Por Guilherme Whitaker em 05/05/2009 08:39


CINE PE – Primeiras impressões (na verdade, segundas)

Confira AQUI os filmes premiados em 2009.

Todo festival de cinema no Brasil tem a sua particularidade, seja em sua proposta (como o Festival Brasileiro de Cinema Universitário, por exemplo), seja pela sua localidade (vide o de Tiradentes, MG, que ocorre em uma cidade histórica), seja por motivos únicos. O Cine PE – que, ao contrário do que todos podem pensar, não se passa em Recife, mas num meio do caminho entre a capital e Olinda, num local conhecido como Complexo do Salgadinho (sic) – é um evento bem peculiar no calendário audiovisual brasileiro. 

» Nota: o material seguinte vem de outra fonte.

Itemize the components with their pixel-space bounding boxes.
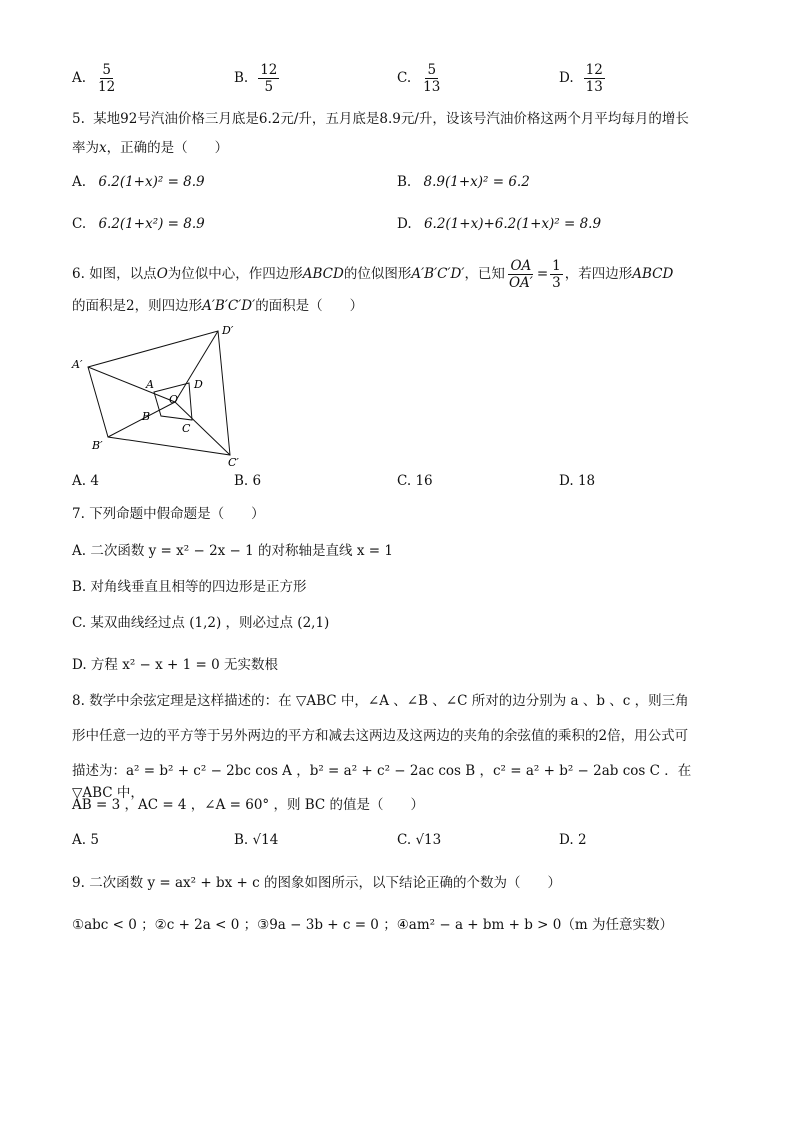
ray-a [88, 367, 175, 402]
q8-line2-text: 形中任意一边的平方等于另外两边的平方和减去这两边及这两边的夹角的余弦值的乘积的2倍，用公式可 [72, 728, 689, 744]
q8-line3-text: 描述为：a² = b² + c² − 2bc cos A ，b² = a² + c² − 2ac cos B ，c² = a² + b² − 2ab cos C ．在 ▽ABC 中， [72, 763, 692, 801]
q8-option-d-letter: D. [559, 832, 574, 848]
q6-line1-e: ，若四边形 [564, 266, 633, 282]
q7-option-d-text: D. 方程 x² − x + 1 = 0 无实数根 [72, 657, 279, 673]
label-C1: C′ [228, 456, 239, 469]
q6-stem-line1 [72, 258, 732, 291]
q6-ratio-num: 1 [552, 258, 561, 274]
q5-option-c-letter: C. [72, 216, 87, 232]
q6-ratio-value [550, 258, 563, 291]
q6-option-c-letter: C. [397, 473, 412, 489]
q7-option-a[interactable] [72, 540, 732, 562]
q5-line2-pre: 率为 [72, 140, 99, 156]
q5-option-c[interactable] [72, 216, 205, 232]
label-D: D [194, 378, 203, 391]
q4-option-letter: C. [397, 70, 412, 86]
q6-option-b-text: 6 [252, 473, 262, 489]
q6-a1b1c1d1-2: A′B′C′D′ [202, 298, 256, 314]
q8-option-a-text: 5 [90, 832, 99, 848]
fraction-numerator: 12 [585, 62, 603, 78]
q5-option-d-text: 6.2(1+x)+6.2(1+x)² = 8.9 [423, 216, 602, 232]
q4-option-fraction [584, 62, 605, 95]
q4-option-c[interactable] [397, 62, 444, 95]
q5-option-a-text: 6.2(1+x)² = 8.9 [98, 174, 205, 190]
q6-number: 6. [72, 266, 85, 282]
q6-eq: = [536, 266, 549, 282]
q8-option-a-letter: A. [72, 832, 87, 848]
q7-option-c-text: C. 某双曲线经过点 (1,2) ，则必过点 (2,1) [72, 615, 330, 631]
q9-stem [72, 872, 732, 894]
q8-option-d[interactable] [559, 832, 587, 848]
q5-var: x [99, 140, 107, 156]
q5-option-b[interactable] [397, 174, 530, 190]
q6-option-b[interactable] [234, 473, 261, 489]
label-C: C [182, 422, 191, 435]
q8-line1 [72, 690, 732, 712]
q8-line4 [72, 794, 732, 816]
q5-stem-line1 [72, 108, 732, 130]
q8-option-b-text: √14 [252, 832, 279, 848]
fraction-numerator: 12 [260, 62, 278, 78]
ray-d [175, 331, 218, 402]
q5-option-b-letter: B. [397, 174, 412, 190]
q4-option-b[interactable] [234, 62, 281, 95]
q4-option-fraction [96, 62, 117, 95]
q8-option-b[interactable] [234, 832, 278, 848]
q4-option-letter: D. [559, 70, 574, 86]
q6-abcd: ABCD [302, 266, 344, 282]
label-A: A [146, 378, 154, 391]
q5-stem-line2 [72, 137, 732, 159]
label-B1: B′ [92, 439, 103, 452]
fraction-numerator: 5 [102, 62, 111, 78]
fraction-denominator: 5 [264, 79, 274, 95]
fraction-denominator: 13 [423, 79, 441, 95]
q4-option-letter: A. [72, 70, 87, 86]
q4-option-d[interactable] [559, 62, 607, 95]
q4-option-a[interactable] [72, 62, 119, 95]
q6-option-a-letter: A. [72, 473, 87, 489]
fraction-numerator: 5 [427, 62, 437, 78]
label-B: B [142, 410, 151, 423]
q6-option-c[interactable] [397, 473, 433, 489]
q6-line1-d: ，已知 [464, 266, 505, 282]
q9-items-text: ①abc < 0 ；②c + 2a < 0 ；③9a − 3b + c = 0 ；④am² − a + bm + b > 0（m 为任意实数） [72, 917, 673, 933]
q6-figure [70, 320, 250, 470]
q6-line1-c: 的位似图形 [343, 266, 412, 282]
q6-option-d[interactable] [559, 473, 595, 489]
q7-option-d[interactable] [72, 654, 732, 676]
q8-line4-text: AB = 3 ，AC = 4 ，∠A = 60° ，则 BC 的值是（ ） [72, 797, 425, 813]
q6-line1-b: 为位似中心，作四边形 [167, 266, 303, 282]
q6-option-a-text: 4 [90, 473, 99, 489]
q6-option-a[interactable] [72, 473, 99, 489]
fraction-denominator: 12 [98, 79, 116, 95]
q7-stem [72, 503, 732, 525]
q9-number: 9. [72, 875, 85, 891]
q6-frac-den: OA′ [508, 275, 533, 291]
q8-option-c[interactable] [397, 832, 441, 848]
q6-line2-b: 的面积是（ ） [255, 298, 364, 314]
q9-stem-text: 二次函数 y = ax² + bx + c 的图象如图所示，以下结论正确的个数为（ ） [89, 875, 561, 891]
q5-option-d-letter: D. [397, 216, 412, 232]
q7-option-b-text: B. 对角线垂直且相等的四边形是正方形 [72, 579, 307, 595]
q8-option-a[interactable] [72, 832, 99, 848]
label-O: O [169, 393, 179, 406]
q4-option-letter: B. [234, 70, 249, 86]
q6-center-O: O [156, 266, 168, 282]
q6-option-c-text: 16 [415, 473, 433, 489]
q8-number: 8. [72, 693, 85, 709]
q5-line2-post: ，正确的是（ ） [106, 140, 229, 156]
q5-option-d[interactable] [397, 216, 601, 232]
q9-items [72, 914, 732, 936]
q6-ratio-frac [507, 258, 535, 291]
q4-option-fraction [258, 62, 279, 95]
q6-frac-num: OA [510, 258, 532, 274]
q6-stem-line2 [72, 295, 732, 317]
q5-option-c-text: 6.2(1+x²) = 8.9 [98, 216, 205, 232]
q7-number: 7. [72, 506, 85, 522]
q6-a1b1c1d1: A′B′C′D′ [411, 266, 465, 282]
q8-line2 [72, 725, 732, 747]
q8-option-c-text: √13 [415, 832, 442, 848]
q6-ratio-den: 3 [552, 275, 561, 291]
q7-option-c[interactable] [72, 612, 732, 634]
q6-option-d-text: 18 [577, 473, 596, 489]
q5-number: 5. [72, 111, 85, 127]
q6-line2: 的面积是2，则四边形 [72, 298, 203, 314]
q7-option-a-text: A. 二次函数 y = x² − 2x − 1 的对称轴是直线 x = 1 [72, 543, 393, 559]
q5-option-b-text: 8.9(1+x)² = 6.2 [423, 174, 530, 190]
q6-abcd-2: ABCD [632, 266, 674, 282]
q5-option-a-letter: A. [72, 174, 87, 190]
q8-option-b-letter: B. [234, 832, 249, 848]
q6-option-d-letter: D. [559, 473, 574, 489]
label-A1: A′ [72, 358, 83, 371]
q8-option-d-text: 2 [577, 832, 587, 848]
q5-option-a[interactable] [72, 174, 205, 190]
q8-line1-text: 数学中余弦定理是这样描述的：在 ▽ABC 中，∠A 、∠B 、∠C 所对的边分别为 a 、b 、c ，则三角 [89, 693, 689, 709]
q6-option-b-letter: B. [234, 473, 249, 489]
q5-line1: 某地92号汽油价格三月底是6.2元/升，五月底是8.9元/升，设该号汽油价格这两个月平均每月的增长 [93, 111, 689, 127]
fraction-denominator: 13 [585, 79, 603, 95]
q7-stem-text: 下列命题中假命题是（ ） [89, 506, 265, 522]
q8-option-c-letter: C. [397, 832, 412, 848]
label-D1: D′ [222, 324, 234, 337]
q6-line1-a: 如图，以点 [89, 266, 157, 282]
q4-option-fraction [421, 62, 442, 95]
q7-option-b[interactable] [72, 576, 732, 598]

Explicando melhor: em sua 13ª edição, mais uma vez o Cine PE confirma um sucesso de público poucas vezes visto em outros festivais, principalmente se lembrarmos que são exibidos muitos curtas e longas-metragens nacionais bastante desconhecidos do grande público. E há duas características curiosas e desafiadoras: uma é que, como foi levemente citado acima, o evento ocorre em um Complexo de Convenções, o Cine-Teatro Guararapes, localizado em um lugar não muito óbvio e/ou próximo dos centros das cidades citadas. A segunda é que, diferente de vários outros festivais do Brasil, a entrada é paga: R$8 inteira e R$4 meia. Tá certo, não é exatamente caro, principalmente avaliando que a maioria do público é estudante, mas é fato conhecido que existem mostras e outras iniciativas gratuitas que ficam às moscas. Ou seja, as pessoas vão. E não se trata de uma salinha pequena e aconchegante, mas um auditório gigante com a capacidade de receber cerca de 3 mil pessoas por dia, número este que é um dos orgulhos dos organizadores. 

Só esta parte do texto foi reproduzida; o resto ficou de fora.